I’m looking for an advise, I’m running with Kinvara at the moment, but I’m looking for a more cushioned (and light) shoes for long and recovery run.
Do you think Lunartempo can do the job? I’m not a fan of chunky cushioned shoes…
If you need more cushioning than the Kinvara 5 but with a similar feel within the same brand, try the Saucony Breakthru.(270 gms/9.5 Oz – but 10% heavier than K5.
You could also try the Fresh Foam Zante at the same weight but more cushioning. Go for the LunarTempo if you can live with its tight upper fit. Otherwise that shoe is super lightweight at 212 gms/7.5 Oz for US 11.
Peagasus 31s or Kinvara 5s? I’ve been fitted for a neutral running shoe. I currently have been running with the Pegasus 29s.
If you have been using the Pegasus 29, makes more sense to either switch to the Pegasus 31.
That’s a great review! I have been reading most of the neutral shoes review posted by you, and they have been helpful.
Based on your review, I took a dive and bought Kinvara 5. I decided not to form an opinion until I get a week worth of run out of it. I finally finished my first week in Kinvara, running every day. I have about 35 miles on them, all road running. My first run was a five mile, and they felt good, little hot though. Second mile felt even better, and then the third mile I went crazy with the pace, and still liked them. My last run for the week was a 11 miler, and they did a great job.
The good thing (for my style of running, mid-foot-mild-supinate) is that they have enough forefoot cushioning to keep me going for daily runs (5-6 miles). The toebox was wide enough for me, which I need for the little toe. The fit is snug for my feet, people with narrow feet may have a different opinion. They are light, good for speed work ( my best mile was 6:30min/mile). The laces didn’t come off during the run.
The negative is the durability. After putting 35 miles on it, I can see the mid section (on the outer edge) having a good amount of wear. Normally I see this kind of wear after about 250 miles on a traditional running shoe (triumph iso). It looks like this shoe may not last 250 miles for me. I am really hoping that it touches that number, because I like everything else about this shoe. if it’s a hundred mile shoe, then it’s expensive for that kind of mileage. If it comes to that, I may end up mixing a different shoe for rotation.

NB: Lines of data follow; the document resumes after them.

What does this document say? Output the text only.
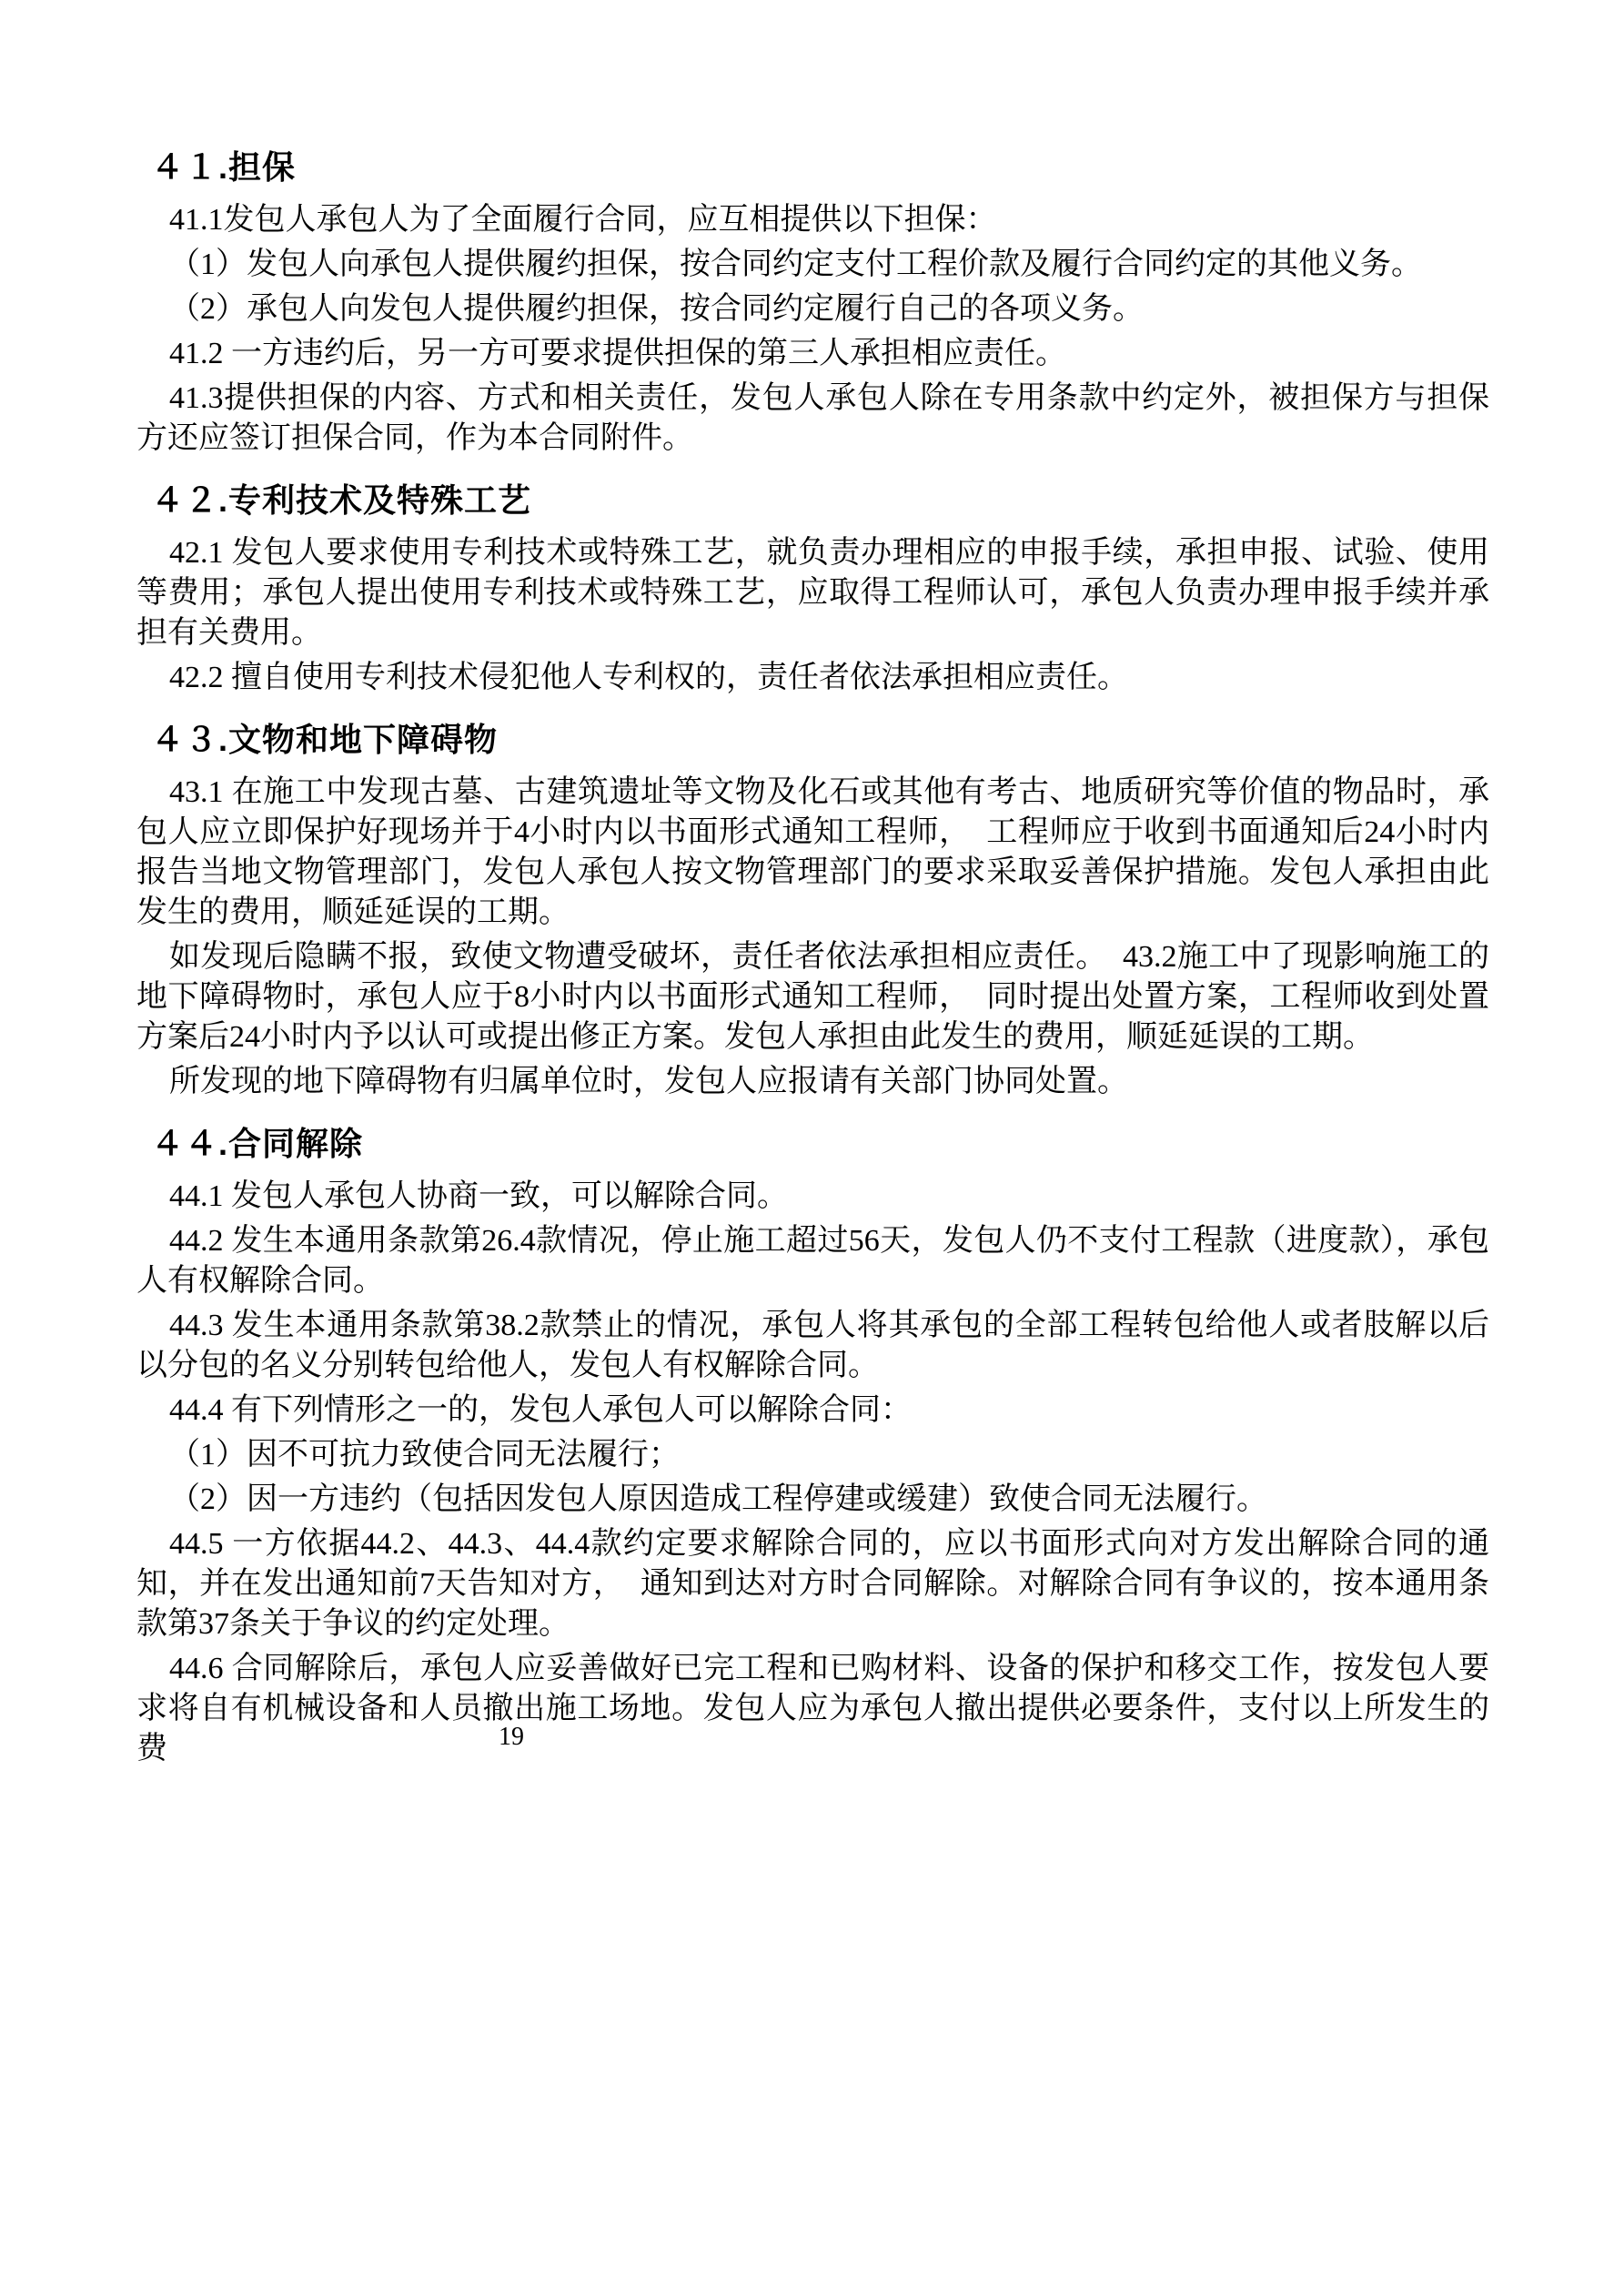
４１.担保

41.1发包人承包人为了全面履行合同，应互相提供以下担保：

（1）发包人向承包人提供履约担保，按合同约定支付工程价款及履行合同约定的其他义务。

（2）承包人向发包人提供履约担保，按合同约定履行自己的各项义务。

41.2 一方违约后，另一方可要求提供担保的第三人承担相应责任。

41.3提供担保的内容、方式和相关责任，发包人承包人除在专用条款中约定外，被担保方与担保方还应签订担保合同，作为本合同附件。

４２.专利技术及特殊工艺

42.1 发包人要求使用专利技术或特殊工艺，就负责办理相应的申报手续，承担申报、试验、使用等费用；承包人提出使用专利技术或特殊工艺，应取得工程师认可，承包人负责办理申报手续并承担有关费用。

42.2 擅自使用专利技术侵犯他人专利权的，责任者依法承担相应责任。

４３.文物和地下障碍物

43.1 在施工中发现古墓、古建筑遗址等文物及化石或其他有考古、地质研究等价值的物品时，承包人应立即保护好现场并于4小时内以书面形式通知工程师，　工程师应于收到书面通知后24小时内报告当地文物管理部门，发包人承包人按文物管理部门的要求采取妥善保护措施。发包人承担由此发生的费用，顺延延误的工期。

如发现后隐瞒不报，致使文物遭受破坏，责任者依法承担相应责任。　43.2施工中了现影响施工的地下障碍物时，承包人应于8小时内以书面形式通知工程师，　同时提出处置方案，工程师收到处置方案后24小时内予以认可或提出修正方案。发包人承担由此发生的费用，顺延延误的工期。

所发现的地下障碍物有归属单位时，发包人应报请有关部门协同处置。

４４.合同解除

44.1 发包人承包人协商一致，可以解除合同。

44.2 发生本通用条款第26.4款情况，停止施工超过56天，发包人仍不支付工程款（进度款），承包人有权解除合同。

44.3 发生本通用条款第38.2款禁止的情况，承包人将其承包的全部工程转包给他人或者肢解以后以分包的名义分别转包给他人，发包人有权解除合同。

44.4 有下列情形之一的，发包人承包人可以解除合同：

（1）因不可抗力致使合同无法履行；

（2）因一方违约（包括因发包人原因造成工程停建或缓建）致使合同无法履行。

44.5 一方依据44.2、44.3、44.4款约定要求解除合同的，应以书面形式向对方发出解除合同的通知，并在发出通知前7天告知对方，　通知到达对方时合同解除。对解除合同有争议的，按本通用条款第37条关于争议的约定处理。

44.6 合同解除后，承包人应妥善做好已完工程和已购材料、设备的保护和移交工作，按发包人要求将自有机械设备和人员撤出施工场地。发包人应为承包人撤出提供必要条件，支付以上所发生的费	19
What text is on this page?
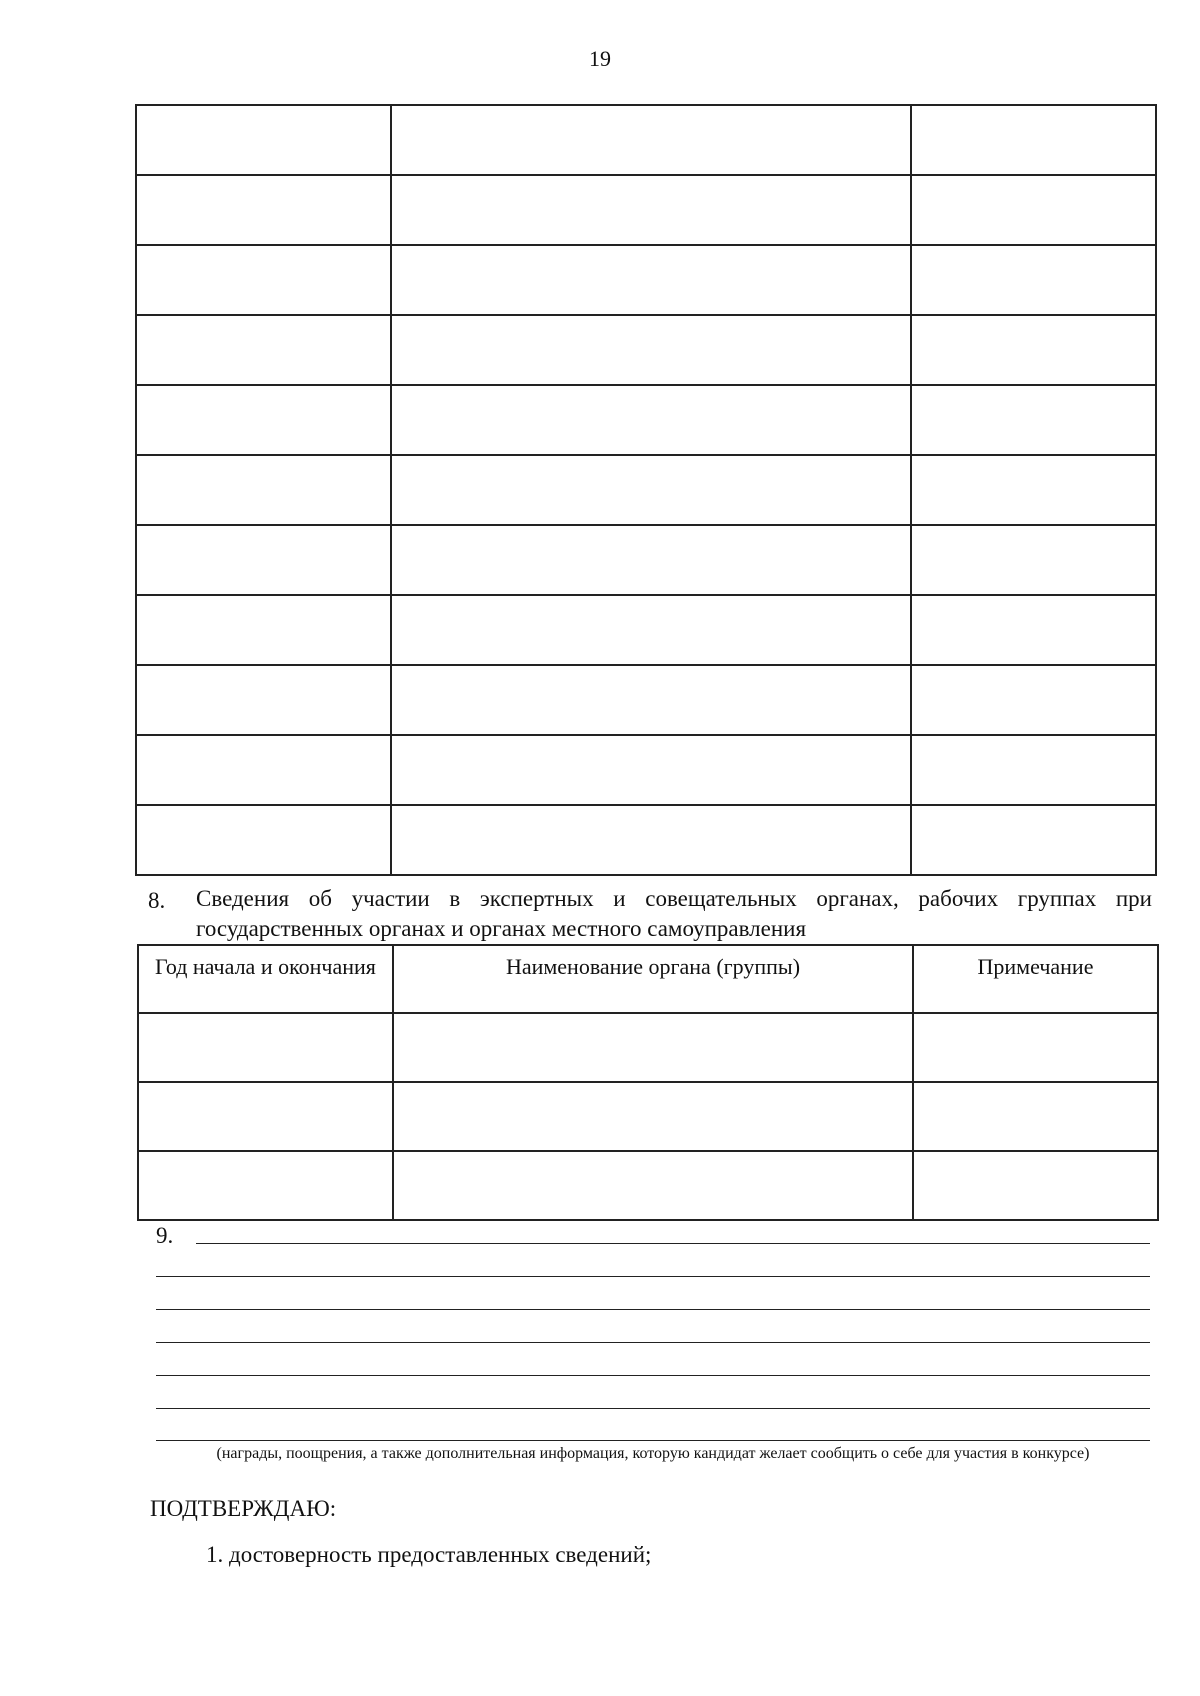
19

8. Сведения об участии в экспертных и совещательных органах, рабочих группах при государственных органах и органах местного самоуправления
Год начала и окончания	Наименование органа (группы)	Примечание

9.
(награды, поощрения, а также дополнительная информация, которую кандидат желает сообщить о себе для участия в конкурсе)
ПОДТВЕРЖДАЮ:
1. достоверность предоставленных сведений;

Is there anything you can recommend for a neutral runner, with more cushioning on the forefoot, wider toeabox, that would be good for mild-supinator? I am 140punds with average training pace about 8:20 min/mile. The shoes that I have tried in the past are:
1) Nike pegasus 29 (liked the wider toebox, snug fit and very durable-used for 13.1)
2) Asiscs Kyano20 (Used it only for 50 miles, bruning sensation ball of my foot)
3) Hurricane15 ( Really liked it while it lasted, got 300 miles)
4) Triumph ISO (great shoe for really slow run like 9 min/mile, but I got burning sensation in the ball of my foot if go any faster)
Thanks again for the great review!
Thank you for the very detailed insight and feedback on the Kinvara 5. Very helpful for others who read this review.
Given your set of requirements, the Nike Zoom Vomero 10 and Flyknit Lunar 3 checks all boxes. Roomy forefoot, cushioned forefoot and durable.
I just resurrected my old K-3 and to my surprise they seem to have more
spring than the K-5. Could this be true or is it just in my mind? (I
have th K-3 in size 10.0 wide and K-5 in 11) How? There is no PowerGrid
in the forefoot, right?
It is possible, since you have switched sizes. By wearing a smaller sized K3, the position of the ball of your foot will be different than the K5.
Yes, heel only powergrid, but a difference in foot position in relation to the midsole will change cushioning feel. Our Nike Flyknit Lunar 3 review had this covered in detail.
I’m going to plunk down some dough on three pairs of 13s when I can find them under 40 bucks. The pair I have has just been amazing. I still jump to my Asics Gels when my feet are sore, but day-to-day running goes to my Kinvaras.
Smart move, and thanks for the feedback!